Te Mauri Hiko also explores how we will create a stable grid supply in a low-carbon future. Our electricity supply must be able to cope with seasonal variations such as cold, dry, windless, dull winters as well as the daily peaks that occur, such as when people wake and shower each morning. Currently, when supply is short, coal or gas "peaking'' plants come on to meet surges in demand or provide energy when hydro inflows are low. If we are to achieve 100% renewable we will need an alternative.
"That is the single biggest challenge New Zealand has really, even now - providing energy during winters when hydro inflows and wind are low,'' Prof Miller says.
Timing is another challenge. And one of the decisive factors in that is likely to be a higher price on carbon. If that hikes, Huntly will look less of a good idea.
"I think that once we have sent that signal, that supply will start to get built but the trick for the energy companies is to take their best guess of what that demand curve will look like and to plan to bring new generation on stream at the time when the demand requires it,'' Climate Change Minister James Shaw says.
Technology will also transform the electricity landscape as prices continue to fall and new technologies come online.
"Electricity generation, management and distribution are changing so fast that by the time you get to 2050, I think that we will be talking about technologies that today we just can't comprehend,'' Shaw says.
That still leaves the question of whether New Zealanders will accept big generation, such as wind, on the landscape.

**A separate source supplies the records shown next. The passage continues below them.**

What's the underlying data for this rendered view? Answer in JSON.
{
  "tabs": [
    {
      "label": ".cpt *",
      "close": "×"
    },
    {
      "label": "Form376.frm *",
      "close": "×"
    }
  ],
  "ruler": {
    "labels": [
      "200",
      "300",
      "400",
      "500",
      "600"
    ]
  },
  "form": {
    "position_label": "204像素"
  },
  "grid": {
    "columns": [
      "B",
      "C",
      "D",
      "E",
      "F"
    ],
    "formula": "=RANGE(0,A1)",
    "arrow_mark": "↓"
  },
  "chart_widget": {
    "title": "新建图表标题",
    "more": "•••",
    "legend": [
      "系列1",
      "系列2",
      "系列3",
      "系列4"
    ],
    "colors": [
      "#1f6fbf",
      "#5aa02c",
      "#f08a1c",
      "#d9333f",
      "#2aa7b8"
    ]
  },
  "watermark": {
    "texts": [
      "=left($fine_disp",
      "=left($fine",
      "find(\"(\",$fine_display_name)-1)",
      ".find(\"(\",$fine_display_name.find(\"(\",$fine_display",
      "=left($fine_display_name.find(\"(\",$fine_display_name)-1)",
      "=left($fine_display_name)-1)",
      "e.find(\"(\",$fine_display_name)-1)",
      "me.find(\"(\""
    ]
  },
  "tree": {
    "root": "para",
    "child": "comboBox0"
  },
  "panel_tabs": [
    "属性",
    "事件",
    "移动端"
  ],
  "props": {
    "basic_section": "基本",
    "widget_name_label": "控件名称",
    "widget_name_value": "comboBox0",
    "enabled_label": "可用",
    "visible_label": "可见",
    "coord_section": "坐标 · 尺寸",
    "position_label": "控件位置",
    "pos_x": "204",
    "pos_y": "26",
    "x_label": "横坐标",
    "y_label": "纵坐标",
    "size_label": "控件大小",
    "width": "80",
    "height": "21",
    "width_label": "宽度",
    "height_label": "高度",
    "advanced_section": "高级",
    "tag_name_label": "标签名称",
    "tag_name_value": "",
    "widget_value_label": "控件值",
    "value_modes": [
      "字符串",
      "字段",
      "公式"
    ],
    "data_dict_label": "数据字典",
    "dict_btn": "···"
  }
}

"Historically around the world, people resist wind until it's built and then they embrace it,'' says Shaw, who was working for the Electricity Corporation when the first wind turbine was installed on Brooklyn Hill, in Wellington, in 1996. At the time of construction the turbine was vociferously opposed, but 20 years later when it was due for decommissioning "something like 90% of Wellingtonians said `Do not take down our wind turbine', and it had massive support!''.
Away from the electricity grid, New Zealand is rich in another largely carbon-neutral fuel that brings resilience to the system, wood fuel. Slash timber and sawdust are waste products of the forestry industry that perform well in direct radiant heating. Similar to electricity generation, wood chips or pellets made from slash and sawdust will burn in an efficient furnace at up to 80% efficiency.
The Government's plans to plant a billion carbon-sequestering trees is an energy opportunity for the country that is neither expensive nor complicated, says Grant Smith, who chairs the Bioenergy Association of New Zealand. Uses include industrial and commercial heating, and biofuels for storage and transport.
Diversity builds resilience and a balance of some wood energy, at least for heating, could keep schools warm should the electricity ever go off.
It's certain to be a part of a 100% renewable energy future.
At Waitati School, the children are well on their way to this new energy future as they learn how to get the most from their solar panels.
"The benefits already for us are great as far as learning around power usage and energy use,'' Honeywill says. "They are far more vigilant about leaving lights on, about leaving TVs on in breaks when they are not there. We are setting up a culture in the school of regularly reducing our energy.''
Renewable electricity options for a stable grid
Renewable energy sources such as hydro-electric, solar and wind fluctuate in their output. Solutions include a combination of:
• Use of smart grid technology, i.e., ‘‘an electricity network that can intelligently integrate the actions of all users and equipment connected to it’’.
• Smaller-scale renewable energy developments embedded in local smart grids.
• Using electric cars batteries as ‘‘mobile storage’’ integrated with smart grids.
• Geothermal energy can be increased over fairly short periods.
• Overbuild the renewable capacity, such as wind generation.
• Pumped hydro-electric storage. When electricity is in excess, water is pumped uphill to use as hydro-electric energy when it is needed.